The Wintering
A game of control as winter draws in…
The Wintering is an elegant two-player abstract strategy game set in an ancient woodland. The idea for this game has been with me for quite a while, not so much the theme, but the board and the mechanics. I revisited it while working on Meadowvale, looking for a companion title. The original rules, just four of them, had been in place for some time and worked fine. But it still lacked that one ‘game moment’ where layered strategy suddenly reveals itself. Eventually, I adjusted a couple of the mechanics, still keeping the rules minimal, and that missing moment clicked into place. It’s a game that genuinely can be learnt in two minutes, but will take a lot of playing to master. Once I reached that point, it felt clear that The Wintering had to come first, as the lead-in to Meadowvale.
The theme followed quite naturally. The board has a kind of forest clearing already built into its design, and Roe Deer — shy, folkloric, and part of the British countryside — appear in both games. It gave me a perfect thematic link.
Where Meadowvale is grounded in ecology — in real landscapes and animal behaviours — The Wintering feels older, more symbolic. It’s a quiet echo of folklore.
At its heart, The Wintering is a two-player an abstract strategy game with just four core rules, but those rules unlock a surprisingly deep interaction space. Pieces move forward on their original square colour, shift through a central 'Turning' mechanic, and evolve from attackers into blockers. There is no capture-based victory. Instead, you win by positioning: lock your opponent’s options, and the game, like the forest, falls silent. With a 9x10 board, blocked central terrain, and shifting threat dynamics, The Wintering plays like a distant cousin to Chess or Hnefatafl — elegant, tactile, quiet, and strategic.

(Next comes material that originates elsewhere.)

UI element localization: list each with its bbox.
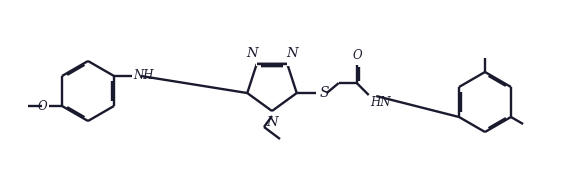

Though abstract in structure, The Wintering plays out across three distinct phases that echo seasonal change mirroring the game’s central aim. In The Advance, the board is open and possibilities are wide. In The Turning, tokens change colour and function, and the space begins to tighten. And in The Wintering, players face a final test of structure, timing, and foresight. The goal is not to eliminate — but to endure. When your opponent can no longer act, winter has arrived, and you have won.